12/18/2014 07:45 pm ET Updated Feb 17, 2015

The More Things Change: A Few Depressing Thoughts on Bias

As we neared the end of our peer group meeting, one of the women brought up the difficulty she was having in finding baby dolls of color to donate to a charity she supports. The conversation moved on to finding good books with ethnically diverse characters for young readers. Before we knew it, we were deep in a discussion about race, gender, age and weight and bias in general.

Now, we're an odd group. The Transition Network supports peer groups, most often organized around particular needs or interests. What we had in common was that we were available Wednesday evenings. Six years later, we are so tightly bonded that it's hard to believe we didn't have more in common. We are all over 50 -- some well over 50. We are black, white, native New Yorkers, New Yorkers by choice, thin, fat, working, volunteering, retired. We are - or have been - a choreographer and dancer, teachers, marketing and pubic relations executives, trainers, grant writers, musicians, college professors, corporate executives and probably a few other things. We are married, widowed, divorced and single, straight and gay.

And the six of us gathered around a Christmas tree sipping Prosecco and munching snacks all had one thing in common. We had all experienced bias. We talked about our own biases and how hard it was to recognize them and choose to not automatically act on them. We shared stories of experiencing bias.

We talked about women of color being followed in stores and tagged as potential shoplifters. One woman was approached by a security guard who inquired if she had paid for the tie she was holding -- as she stood on the gift wrap line. We talked about growing up seeing young Black men accosted by police officers when they were on their own front lawns in their own Black neighborhood. We heard about a gym member mistaking Ciceley Tyson for an attendant and asking her to get her a towel. We mentioned in passing the notion that overweight people are clearly sloppy and lazy.

One women described what it was like working in the energy industry, where she found no rest rooms for women and how, when she arrived for her interview to become Vice President, she was told that there were no secretarial vacancies. She talked about her efforts to help the students in the leadership program she manages at a midwestern engineering school have some knowledge about their own biases. It's an uphill battle. Many claim that the Harvard instrument used to uncover bias is clearly flawed - there's nothing biased about them.
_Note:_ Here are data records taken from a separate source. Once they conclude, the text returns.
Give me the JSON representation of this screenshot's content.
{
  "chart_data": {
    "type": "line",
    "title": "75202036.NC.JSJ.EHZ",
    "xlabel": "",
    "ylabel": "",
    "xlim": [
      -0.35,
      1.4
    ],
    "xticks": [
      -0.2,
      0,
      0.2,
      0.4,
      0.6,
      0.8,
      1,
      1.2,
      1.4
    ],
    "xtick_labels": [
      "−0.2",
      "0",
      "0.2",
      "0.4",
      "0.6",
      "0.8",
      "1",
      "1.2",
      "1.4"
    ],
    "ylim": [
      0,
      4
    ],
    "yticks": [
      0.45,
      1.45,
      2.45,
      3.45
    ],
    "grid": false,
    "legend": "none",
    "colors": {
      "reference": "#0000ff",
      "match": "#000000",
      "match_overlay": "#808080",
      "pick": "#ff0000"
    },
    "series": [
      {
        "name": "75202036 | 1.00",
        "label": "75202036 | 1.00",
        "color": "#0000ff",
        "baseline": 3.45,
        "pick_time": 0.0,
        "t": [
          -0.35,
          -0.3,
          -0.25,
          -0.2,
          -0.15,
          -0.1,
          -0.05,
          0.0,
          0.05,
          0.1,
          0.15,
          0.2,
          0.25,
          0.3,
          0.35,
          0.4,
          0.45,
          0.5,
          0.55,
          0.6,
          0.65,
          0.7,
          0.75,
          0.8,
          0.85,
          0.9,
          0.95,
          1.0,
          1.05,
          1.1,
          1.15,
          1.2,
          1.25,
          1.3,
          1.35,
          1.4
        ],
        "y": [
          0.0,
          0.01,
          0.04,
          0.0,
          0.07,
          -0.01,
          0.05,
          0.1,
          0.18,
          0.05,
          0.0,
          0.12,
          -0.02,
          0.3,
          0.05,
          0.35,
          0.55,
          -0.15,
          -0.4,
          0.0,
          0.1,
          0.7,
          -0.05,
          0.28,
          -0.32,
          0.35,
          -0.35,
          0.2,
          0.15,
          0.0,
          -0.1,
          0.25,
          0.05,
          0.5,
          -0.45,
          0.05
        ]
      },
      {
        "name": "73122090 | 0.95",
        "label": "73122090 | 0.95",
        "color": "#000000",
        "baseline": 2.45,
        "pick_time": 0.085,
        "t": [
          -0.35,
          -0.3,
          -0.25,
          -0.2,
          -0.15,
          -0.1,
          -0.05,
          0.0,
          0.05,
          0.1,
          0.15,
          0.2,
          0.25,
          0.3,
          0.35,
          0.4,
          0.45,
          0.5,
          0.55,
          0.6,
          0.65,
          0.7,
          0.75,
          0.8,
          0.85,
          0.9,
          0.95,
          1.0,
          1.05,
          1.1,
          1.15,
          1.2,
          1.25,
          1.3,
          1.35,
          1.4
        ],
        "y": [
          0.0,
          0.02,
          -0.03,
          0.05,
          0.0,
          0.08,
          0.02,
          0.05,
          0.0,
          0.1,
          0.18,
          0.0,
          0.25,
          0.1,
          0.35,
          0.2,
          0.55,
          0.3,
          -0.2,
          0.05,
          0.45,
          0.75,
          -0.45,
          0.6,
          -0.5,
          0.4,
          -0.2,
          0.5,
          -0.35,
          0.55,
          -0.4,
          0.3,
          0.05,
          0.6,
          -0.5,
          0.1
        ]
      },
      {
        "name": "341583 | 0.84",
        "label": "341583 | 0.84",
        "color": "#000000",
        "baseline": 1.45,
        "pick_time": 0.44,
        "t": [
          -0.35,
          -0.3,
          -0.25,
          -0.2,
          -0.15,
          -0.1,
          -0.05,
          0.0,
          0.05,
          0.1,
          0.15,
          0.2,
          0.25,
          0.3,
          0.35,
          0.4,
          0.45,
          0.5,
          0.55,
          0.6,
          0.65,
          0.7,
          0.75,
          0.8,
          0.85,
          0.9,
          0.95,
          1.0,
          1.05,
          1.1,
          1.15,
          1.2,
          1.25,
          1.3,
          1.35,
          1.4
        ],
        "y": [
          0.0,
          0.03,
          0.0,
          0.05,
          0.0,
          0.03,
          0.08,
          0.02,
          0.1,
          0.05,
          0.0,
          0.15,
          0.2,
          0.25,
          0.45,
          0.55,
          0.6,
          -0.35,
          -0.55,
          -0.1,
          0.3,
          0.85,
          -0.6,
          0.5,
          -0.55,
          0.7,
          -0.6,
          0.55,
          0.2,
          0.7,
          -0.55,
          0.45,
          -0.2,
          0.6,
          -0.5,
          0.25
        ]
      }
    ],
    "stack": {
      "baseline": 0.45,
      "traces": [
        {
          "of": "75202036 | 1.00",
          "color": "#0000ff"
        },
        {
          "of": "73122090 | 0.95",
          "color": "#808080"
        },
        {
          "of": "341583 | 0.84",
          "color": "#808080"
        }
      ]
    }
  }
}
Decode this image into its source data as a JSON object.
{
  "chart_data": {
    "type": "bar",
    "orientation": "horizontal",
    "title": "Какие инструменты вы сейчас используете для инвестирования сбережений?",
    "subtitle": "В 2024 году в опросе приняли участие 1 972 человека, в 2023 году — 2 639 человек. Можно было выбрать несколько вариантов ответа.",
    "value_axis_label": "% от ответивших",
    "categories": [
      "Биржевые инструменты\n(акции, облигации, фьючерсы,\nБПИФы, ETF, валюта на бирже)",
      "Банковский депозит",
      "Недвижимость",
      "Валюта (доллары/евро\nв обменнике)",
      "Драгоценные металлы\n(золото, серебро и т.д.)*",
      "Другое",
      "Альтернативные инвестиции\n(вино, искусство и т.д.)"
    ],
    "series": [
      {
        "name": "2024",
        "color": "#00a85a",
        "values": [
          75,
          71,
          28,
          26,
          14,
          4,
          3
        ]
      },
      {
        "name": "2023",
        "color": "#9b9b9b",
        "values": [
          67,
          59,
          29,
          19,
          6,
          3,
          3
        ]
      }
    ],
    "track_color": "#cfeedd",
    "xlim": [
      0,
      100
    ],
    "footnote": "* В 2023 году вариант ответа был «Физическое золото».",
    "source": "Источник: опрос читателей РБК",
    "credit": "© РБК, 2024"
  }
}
Another described spearheading a major marketing campaign only to be told, when travel arrangements were being made, that she'd be in coach because only men flew first class. Luckily, no one passed this on to the person making the travel arrangements.

One member walked out of a performance at the Brooklyn Academy of Music to find herself in the midst of a group of marchers chanting, "I can't breathe." She found herself drawn into the march and joined the group. This sparked a discussion of all the marching and protesting we'd done years ago. We talked about backlash against feminism and how so many younger women seemed to think that they didn't need to do anything because we'd already handled the issue.

We talked about, how, years ago, New York Radical Feminists were clearly divided along ethnic lines. The Lavender Menace united women pretty quickly as a multi-ethnic coalition came together to reject the lesbians.

We talked about how we can always find some way to separate and isolate. Every time we think we've made progress, we are faced with evidence that maybe that just isn't so. People have taken to the streets to bring attention to deaths at the hand of police officers. Attention is being paid to violence against police officers as well. We're at war in more places than I can count. Women are expected to reach salary equity with men in a mere 150 years.

While boarding a bus for yet another march on Washington decades ago, a friend met an woman in her 70s who told her, "I'm doing this now so that you don't have to when you're my age." Well, we are that age now. And many of us have gotten comfortable in our lives and haven't been paying attention. The six of left with a renewed sense of purpose. We will continue and deepen this conversation. We all are deciding how we will reengage in working for change. We will support our sister in educating her students.

Maybe our children won't still need to fight these exact same battles when they are seventy.